One thing is sure, he said: "We are not going to have four casinos."


Fernandes said he plans to testify briefly during the hearing.


Any interested parties, including legislators and members of the public, are invited to speak but testimony will be limited to three minutes per person.


Written comments can be submitted before, during and after the hearing.


Spilka said she's looking forward to having a strong, healthy debate about gambling public policy among her colleagues.


The revenue would certainly help the state, which is $5 billion in the hole, but would not be a magic bullet, Spilka said.


"It's not going to plug our deficit," she said.

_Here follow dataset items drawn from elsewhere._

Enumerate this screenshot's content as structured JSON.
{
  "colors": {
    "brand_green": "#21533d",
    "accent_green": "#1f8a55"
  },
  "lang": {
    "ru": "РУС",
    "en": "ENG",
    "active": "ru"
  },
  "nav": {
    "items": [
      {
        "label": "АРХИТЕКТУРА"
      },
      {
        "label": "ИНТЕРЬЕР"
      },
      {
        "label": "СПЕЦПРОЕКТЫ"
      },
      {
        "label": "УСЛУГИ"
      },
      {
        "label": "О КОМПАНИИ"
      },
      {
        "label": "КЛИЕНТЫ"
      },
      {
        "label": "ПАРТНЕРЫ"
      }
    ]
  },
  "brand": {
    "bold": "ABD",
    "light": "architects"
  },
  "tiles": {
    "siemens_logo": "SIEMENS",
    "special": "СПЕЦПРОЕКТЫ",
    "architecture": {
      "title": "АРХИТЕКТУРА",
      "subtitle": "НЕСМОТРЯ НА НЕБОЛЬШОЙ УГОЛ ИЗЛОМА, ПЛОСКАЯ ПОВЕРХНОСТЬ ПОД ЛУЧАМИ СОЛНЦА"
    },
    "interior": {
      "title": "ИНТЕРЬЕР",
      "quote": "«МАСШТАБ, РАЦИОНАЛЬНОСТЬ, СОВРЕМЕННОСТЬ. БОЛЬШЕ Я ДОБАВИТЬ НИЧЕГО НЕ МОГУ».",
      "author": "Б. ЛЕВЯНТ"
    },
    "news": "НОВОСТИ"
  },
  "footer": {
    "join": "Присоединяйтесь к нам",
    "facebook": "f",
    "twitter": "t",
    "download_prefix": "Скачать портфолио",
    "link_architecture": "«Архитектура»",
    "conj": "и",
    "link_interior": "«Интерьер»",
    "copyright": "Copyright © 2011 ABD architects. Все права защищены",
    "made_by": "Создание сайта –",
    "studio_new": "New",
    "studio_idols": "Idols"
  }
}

Spilka said it's hard to say how many casinos it makes sense to open.


"What we need is to hear from people who understand the economics of this type of activity to see how many could be supported," said Moore, who sits on the Senate Ways and Means Committee. "The assumption is we would be able to attract some of the folks that are driving to Connecticut."


Among the 16 expanded gambling bills to be heard by the Economic Development committee are six for resort casinos and five related to "racinos," for casino games or slot machines at racetracks.


Legislators agree the resort casinos issue needs extensive research.


Fernandes has urged officials in Milford to follow along with movement at the state level and weigh in on legislation that might effect the town as a possible casino site.


"This is all up for debate, but if we were going to allow it, communities would have to welcome this into their communities," Spilka said.


"I don't think I would be able to support the state deciding whether they would go without community - not just the host - but greater community input and involvement. That to me is a basic," she said. "Clearly surrounding communities would play a role in any decision as well."


After last week's presentation, Milford officials appear to be initially open to the idea of the Crossroads resort casino, proposed to cost $800 million for the first phase. It could generate up to 7,000 jobs and include 5,000 slots, 250 table games, several thousand highrise hotel rooms, 13 restaurants and other amenities.


But officials say the idea is just preliminary until the state acts.


"Right now all eyes are on Boston on this issue," Murray said.